Все это в совокупности заставляет видеть в Пожарском человека чести и долга, не способным на пресмыкание, хорошо знавшего себе цену и сохраняющего собственное достоинство наперекор всем жизненным обстоятельствам. Таких других в ближайшем окружении Михаила Фёдоровича Романова не было[49], что не могло не вызывать естественного страха царя перед князем-воеводой, - и, в результате, круг причин и следствий натянутых отношений между Государем всея Руси и ее Освободителем, о существовании которого усердно писали придворные хронисты и летописцы, замкнулся.

Государям нужны рабы, а не герои и не мудрецы – так было во все времена у всех народов, остаётся так повсеместно и по сей день. Царь Михаил Романов намеренно или подсознательно, но стремился к тому, чтобы тех лиц, которым он был обязан и троном, и жизнью, в конце концов, осталось в живых как можно меньше – и именно поэтому, надо полагать, Козьма Захарович Минин-Сухорук умер внезапно и безвременно, а князь Дмитрий Михайлович Пожарский периодически заболевал также внезапно, находясь все время в походах, то есть будучи неспособным в это время следить за качеством подаваемой ему пищи, долго болел, выздоравливал – и вновь оказывался в очередном походе, чтобы вскоре вновь заболеть.

Закономерность странная – согласитесь? Учитывая, что едва князь вышел в отставку и выехал в родовое поместье, странные болезни эти прекратились, а вместе с ними и исчез интерес Михаила и Филарета Романовых к нему настолько явно, что умер Д. М. Пожарский в1642 году смертью естественной и практически незаметно.

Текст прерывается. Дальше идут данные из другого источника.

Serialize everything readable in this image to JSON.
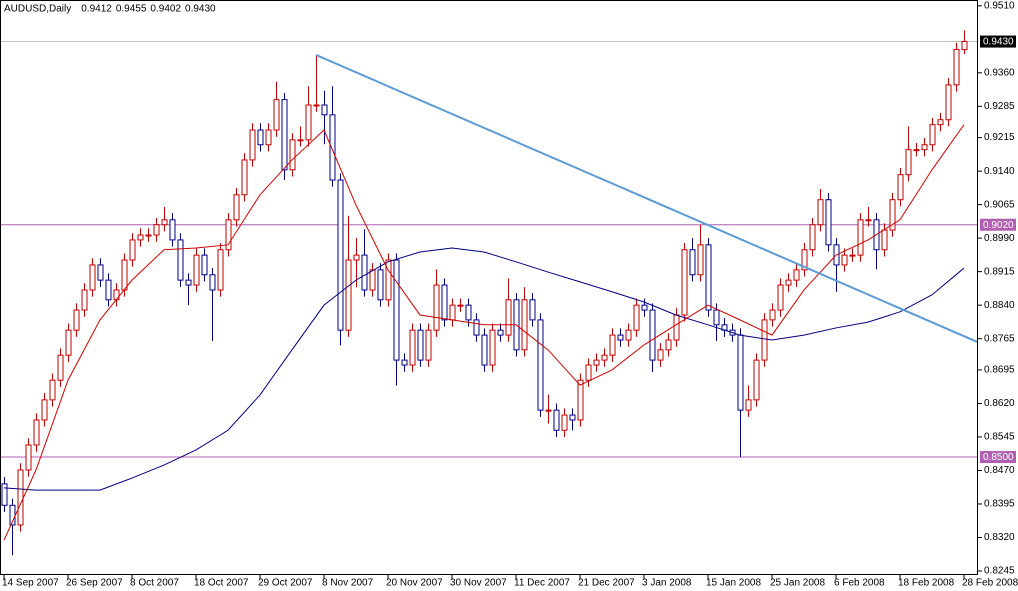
{
  "chart_data": {
    "type": "candlestick",
    "title": "AUDUSD,Daily",
    "last_bar_labels": [
      "0.9412",
      "0.9455",
      "0.9402",
      "0.9430"
    ],
    "categories": [
      "14 Sep 2007",
      null,
      null,
      null,
      null,
      null,
      null,
      null,
      "26 Sep 2007",
      null,
      null,
      null,
      null,
      null,
      null,
      null,
      "8 Oct 2007",
      null,
      null,
      null,
      null,
      null,
      null,
      null,
      "18 Oct 2007",
      null,
      null,
      null,
      null,
      null,
      null,
      null,
      "29 Oct 2007",
      null,
      null,
      null,
      null,
      null,
      null,
      null,
      "8 Nov 2007",
      null,
      null,
      null,
      null,
      null,
      null,
      null,
      "20 Nov 2007",
      null,
      null,
      null,
      null,
      null,
      null,
      null,
      "30 Nov 2007",
      null,
      null,
      null,
      null,
      null,
      null,
      null,
      "11 Dec 2007",
      null,
      null,
      null,
      null,
      null,
      null,
      null,
      "21 Dec 2007",
      null,
      null,
      null,
      null,
      null,
      null,
      null,
      "3 Jan 2008",
      null,
      null,
      null,
      null,
      null,
      null,
      null,
      "15 Jan 2008",
      null,
      null,
      null,
      null,
      null,
      null,
      null,
      "25 Jan 2008",
      null,
      null,
      null,
      null,
      null,
      null,
      null,
      "6 Feb 2008",
      null,
      null,
      null,
      null,
      null,
      null,
      null,
      "18 Feb 2008",
      null,
      null,
      null,
      null,
      null,
      null,
      null,
      "28 Feb 2008"
    ],
    "open": [
      0.844,
      0.8392,
      0.8348,
      0.8471,
      0.8527,
      0.8583,
      0.8628,
      0.8672,
      0.8728,
      0.8784,
      0.8829,
      0.8874,
      0.893,
      0.8896,
      0.8852,
      0.8874,
      0.8941,
      0.8986,
      0.8997,
      0.8997,
      0.902,
      0.9031,
      0.8986,
      0.8896,
      0.8885,
      0.8952,
      0.8908,
      0.8874,
      0.8964,
      0.9031,
      0.9087,
      0.9165,
      0.9232,
      0.9199,
      0.9232,
      0.93,
      0.9143,
      0.921,
      0.921,
      0.9288,
      0.9288,
      0.9266,
      0.912,
      0.8784,
      0.8941,
      0.8952,
      0.8874,
      0.8919,
      0.8852,
      0.8941,
      0.8717,
      0.8706,
      0.8784,
      0.8717,
      0.8784,
      0.8885,
      0.8807,
      0.884,
      0.884,
      0.8807,
      0.8773,
      0.8706,
      0.8784,
      0.8773,
      0.8852,
      0.874,
      0.8852,
      0.8807,
      0.8605,
      0.8605,
      0.856,
      0.8594,
      0.8583,
      0.8672,
      0.8706,
      0.8717,
      0.8728,
      0.8773,
      0.8762,
      0.8784,
      0.884,
      0.8829,
      0.8717,
      0.874,
      0.8762,
      0.8818,
      0.8964,
      0.8908,
      0.8975,
      0.8829,
      0.8796,
      0.8784,
      0.8773,
      0.8605,
      0.8628,
      0.8717,
      0.8807,
      0.8829,
      0.8885,
      0.8896,
      0.8919,
      0.8964,
      0.902,
      0.9076,
      0.8975,
      0.893,
      0.8952,
      0.8952,
      0.9031,
      0.9031,
      0.8964,
      0.9008,
      0.9076,
      0.9132,
      0.9188,
      0.9188,
      0.9199,
      0.9244,
      0.9255,
      0.9333,
      0.9412
    ],
    "high": [
      0.8455,
      0.8407,
      0.8486,
      0.8542,
      0.8598,
      0.8643,
      0.8687,
      0.8743,
      0.8799,
      0.8844,
      0.8889,
      0.8945,
      0.8945,
      0.8911,
      0.8889,
      0.8956,
      0.9001,
      0.9012,
      0.9012,
      0.9035,
      0.906,
      0.9046,
      0.9001,
      0.8911,
      0.8967,
      0.8967,
      0.8923,
      0.8979,
      0.9046,
      0.9102,
      0.918,
      0.9247,
      0.9247,
      0.9247,
      0.934,
      0.9315,
      0.9225,
      0.924,
      0.933,
      0.94,
      0.932,
      0.933,
      0.9135,
      0.904,
      0.899,
      0.901,
      0.8934,
      0.8934,
      0.8956,
      0.8956,
      0.8732,
      0.8799,
      0.8799,
      0.8799,
      0.892,
      0.89,
      0.8855,
      0.8855,
      0.8855,
      0.8822,
      0.8788,
      0.8799,
      0.8799,
      0.89,
      0.8867,
      0.888,
      0.8867,
      0.8822,
      0.864,
      0.862,
      0.8609,
      0.8609,
      0.8687,
      0.8721,
      0.8732,
      0.8743,
      0.8788,
      0.8788,
      0.8799,
      0.8855,
      0.8855,
      0.8844,
      0.8755,
      0.8777,
      0.8833,
      0.8979,
      0.899,
      0.902,
      0.899,
      0.8844,
      0.8811,
      0.8799,
      0.8788,
      0.866,
      0.8732,
      0.8822,
      0.8844,
      0.89,
      0.8911,
      0.8934,
      0.8979,
      0.9035,
      0.91,
      0.9091,
      0.899,
      0.8967,
      0.8967,
      0.9046,
      0.906,
      0.9046,
      0.9023,
      0.9091,
      0.9147,
      0.924,
      0.9203,
      0.9214,
      0.9259,
      0.927,
      0.9348,
      0.9427,
      0.9455
    ],
    "low": [
      0.8377,
      0.828,
      0.8333,
      0.8456,
      0.8512,
      0.8568,
      0.8613,
      0.8657,
      0.8713,
      0.8769,
      0.8814,
      0.8859,
      0.8881,
      0.8837,
      0.8837,
      0.8859,
      0.8926,
      0.8971,
      0.8982,
      0.8982,
      0.9005,
      0.8971,
      0.8881,
      0.884,
      0.887,
      0.8893,
      0.876,
      0.8859,
      0.8949,
      0.9016,
      0.9072,
      0.915,
      0.9184,
      0.9184,
      0.9217,
      0.912,
      0.9128,
      0.9195,
      0.9195,
      0.9273,
      0.92,
      0.9105,
      0.875,
      0.8769,
      0.888,
      0.8859,
      0.8859,
      0.8837,
      0.8837,
      0.866,
      0.8691,
      0.8691,
      0.8702,
      0.8702,
      0.8769,
      0.8792,
      0.8792,
      0.8825,
      0.8792,
      0.8758,
      0.8691,
      0.8691,
      0.8758,
      0.8758,
      0.8725,
      0.8725,
      0.8792,
      0.859,
      0.8575,
      0.8545,
      0.8545,
      0.856,
      0.8568,
      0.8657,
      0.8691,
      0.8702,
      0.8713,
      0.8747,
      0.8747,
      0.8769,
      0.8814,
      0.869,
      0.8702,
      0.8725,
      0.8747,
      0.8803,
      0.8893,
      0.8893,
      0.8814,
      0.876,
      0.8769,
      0.8758,
      0.85,
      0.859,
      0.8613,
      0.8702,
      0.8792,
      0.8814,
      0.887,
      0.8881,
      0.8904,
      0.8949,
      0.9005,
      0.896,
      0.887,
      0.8915,
      0.8937,
      0.8937,
      0.9016,
      0.892,
      0.8949,
      0.8993,
      0.9061,
      0.9117,
      0.9173,
      0.9173,
      0.9184,
      0.9229,
      0.924,
      0.9318,
      0.9402
    ],
    "close": [
      0.8392,
      0.8348,
      0.8471,
      0.8527,
      0.8583,
      0.8628,
      0.8672,
      0.8728,
      0.8784,
      0.8829,
      0.8874,
      0.893,
      0.8896,
      0.8852,
      0.8874,
      0.8941,
      0.8986,
      0.8997,
      0.8997,
      0.902,
      0.9031,
      0.8986,
      0.8896,
      0.8885,
      0.8952,
      0.8908,
      0.8874,
      0.8964,
      0.9031,
      0.9087,
      0.9165,
      0.9232,
      0.9199,
      0.9232,
      0.93,
      0.9143,
      0.921,
      0.921,
      0.9288,
      0.9288,
      0.9266,
      0.912,
      0.8784,
      0.8941,
      0.8952,
      0.8874,
      0.8919,
      0.8852,
      0.8941,
      0.8717,
      0.8706,
      0.8784,
      0.8717,
      0.8784,
      0.8885,
      0.8807,
      0.884,
      0.884,
      0.8807,
      0.8773,
      0.8706,
      0.8784,
      0.8773,
      0.8852,
      0.874,
      0.8852,
      0.8807,
      0.8605,
      0.8605,
      0.856,
      0.8594,
      0.8583,
      0.8672,
      0.8706,
      0.8717,
      0.8728,
      0.8773,
      0.8762,
      0.8784,
      0.884,
      0.8829,
      0.8717,
      0.874,
      0.8762,
      0.8818,
      0.8964,
      0.8908,
      0.8975,
      0.8829,
      0.8796,
      0.8784,
      0.8773,
      0.8605,
      0.8628,
      0.8717,
      0.8807,
      0.8829,
      0.8885,
      0.8896,
      0.8919,
      0.8964,
      0.902,
      0.9076,
      0.8975,
      0.893,
      0.8952,
      0.8952,
      0.9031,
      0.9031,
      0.8964,
      0.9008,
      0.9076,
      0.9132,
      0.9188,
      0.9188,
      0.9199,
      0.9244,
      0.9255,
      0.9333,
      0.9412,
      0.943
    ],
    "up_color": "#c00000",
    "down_color": "#000080",
    "lines": [
      {
        "color": "#000080",
        "x": [
          0,
          4,
          8,
          12,
          16,
          20,
          24,
          28,
          32,
          36,
          40,
          44,
          48,
          52,
          56,
          60,
          64,
          68,
          72,
          76,
          80,
          84,
          88,
          92,
          96,
          100,
          104,
          108,
          112,
          116,
          120
        ],
        "values": [
          0.8431,
          0.8426,
          0.8426,
          0.8426,
          0.8453,
          0.8482,
          0.8516,
          0.856,
          0.8639,
          0.874,
          0.884,
          0.8896,
          0.8937,
          0.8959,
          0.8968,
          0.8959,
          0.8937,
          0.8914,
          0.8892,
          0.887,
          0.8847,
          0.8818,
          0.8796,
          0.8773,
          0.8762,
          0.8773,
          0.8789,
          0.8802,
          0.8825,
          0.8863,
          0.8923
        ]
      },
      {
        "color": "#d00000",
        "x": [
          0,
          4,
          8,
          12,
          16,
          20,
          24,
          28,
          32,
          36,
          40,
          44,
          48,
          52,
          56,
          60,
          64,
          68,
          72,
          76,
          80,
          84,
          88,
          92,
          96,
          100,
          104,
          108,
          112,
          116,
          120
        ],
        "values": [
          0.8314,
          0.8471,
          0.8672,
          0.8807,
          0.8896,
          0.8964,
          0.8968,
          0.8975,
          0.9087,
          0.9165,
          0.9232,
          0.9064,
          0.8919,
          0.8818,
          0.8807,
          0.8796,
          0.8796,
          0.874,
          0.8661,
          0.8695,
          0.8751,
          0.8796,
          0.884,
          0.8807,
          0.8773,
          0.8874,
          0.8952,
          0.8986,
          0.9031,
          0.9143,
          0.9244
        ]
      },
      {
        "color": "#5b9bd5",
        "width": 2,
        "x": [
          39,
          122
        ],
        "values": [
          0.94,
          0.8755
        ]
      }
    ],
    "hlines": [
      {
        "value": 0.943,
        "label": "0.9430",
        "color": "#c0c0c0"
      },
      {
        "value": 0.902,
        "label": "0.9020",
        "color": "#b060b0"
      },
      {
        "value": 0.85,
        "label": "0.8500",
        "color": "#b060b0"
      }
    ],
    "ylim": [
      0.8236,
      0.9523
    ],
    "yticks": [
      {
        "value": 0.951,
        "label": "0.9510"
      },
      {
        "value": 0.936,
        "label": "0.9360"
      },
      {
        "value": 0.9285,
        "label": "0.9285"
      },
      {
        "value": 0.9215,
        "label": "0.9215"
      },
      {
        "value": 0.914,
        "label": "0.9140"
      },
      {
        "value": 0.9065,
        "label": "0.9065"
      },
      {
        "value": 0.899,
        "label": "0.8990"
      },
      {
        "value": 0.8915,
        "label": "0.8915"
      },
      {
        "value": 0.884,
        "label": "0.8840"
      },
      {
        "value": 0.8765,
        "label": "0.8765"
      },
      {
        "value": 0.8695,
        "label": "0.8695"
      },
      {
        "value": 0.862,
        "label": "0.8620"
      },
      {
        "value": 0.8545,
        "label": "0.8545"
      },
      {
        "value": 0.847,
        "label": "0.8470"
      },
      {
        "value": 0.8395,
        "label": "0.8395"
      },
      {
        "value": 0.832,
        "label": "0.8320"
      },
      {
        "value": 0.8245,
        "label": "0.8245"
      }
    ],
    "grid": false
  }
}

И похоронен оказался князь-Освободитель не в Москве, как следовало бы по заслугам Пожарского перед всей Русью, и не в родовом поместье, как принято было в те времена, но в семейной усыпальнице Спасо-Евфимьевского монастыря князей Пожарских и Хованских в заштатном уже и тогда городишке Суздале.

В 1765 - 1766 гг. по приказу архимандрита Ефрема усыпальницу «за ветхостью» сломали, а надгробные плиты сняли и употребили на церковные строения[50].

О месте захоронения Д. Пожарского вспомнили в первый раз вскоре после Отечественной войны 1812 года, когда подвиг его перед Россией зазвучал вновь актуально, мыслящая часть народа русского стала интересоваться своим прошлым, а у имевшей финансовые средства новой аристократии Руси появилась мода на коллекционирование старинных документов, монет, домашней и религиозной утвари и на возведение памятников великим предкам

(ПРИМЕЧАНИЕ: Последние – обязательно за счет сбора пожертвований со всего народа при собственном патронаже царской семьей этого мероприятия - и воровстве, какой случился при разработке проектов и при постройке Храма Христа Спасителя в Москве, к примеру).

Так возник памятник Минину и Пожарскому работы Мартоса на Красной площади. А в Суздале лишь в 1885 году была сооружена (собирал народ русский по медным копейкам да полушкам, а богатейший род Романовых не дал на это ни гроша, только контролировал сбор средств и следил за порядком) церковь-усыпальница над могилой князя-Освободителя работы А. Горностаева.

(ПРИМЕЧАНИЕ: Ну, и начались еще с 1813 года писаться московскими литераторами романы и пьесы о жизни и подвигах Минина и Пожарского, а апофеозом, конечно, прозвучала в 1836 году премьера в Мариининском театре в Санкт-Петербурге оперы Глинки «Жизнь за царя» (либбрето Г. Розина, переписанное наново в 1939 году в новом верноподданническом стиле «поэтом Серебряного века» С. Городецким), где Пожарского с Мининым хоть и не было, но был Иван Сусанин, была сольная партия, превратившаяся с течением лет в так законодательно и не оформленный, но всё-таки едва не ставший в Гражданскую войну 1918-1922 гг гимном царской России «Боже, царя храни!»)

В 1933 году надгробие Дмитрия Михайловича Пожарского суздальские вовсе не активисты общества «Безбожник», как пишут сейчас, а воспитанники детской исправительной колонии для малолетних преступников, расположившейся внутри Спасо-Евфимиевского монастыря, уничтожили. Именно они разобрали усыпальницу под пристальным наблюдением директора колонии с еврейскими именем и фамилией[51], добытый таким образом камень отправили в Москву на отделку станций метрополитена, а про захоронение то якобы настолько плотно забыли даже сами суздальцы, что в 1974, когда Совет министров СССР выделил средства на сооружение памятной мраморной доски над могилой Пожарского, место этого будто бы долго не могли сыскать – и об этом много писалось тогда в советской прессе.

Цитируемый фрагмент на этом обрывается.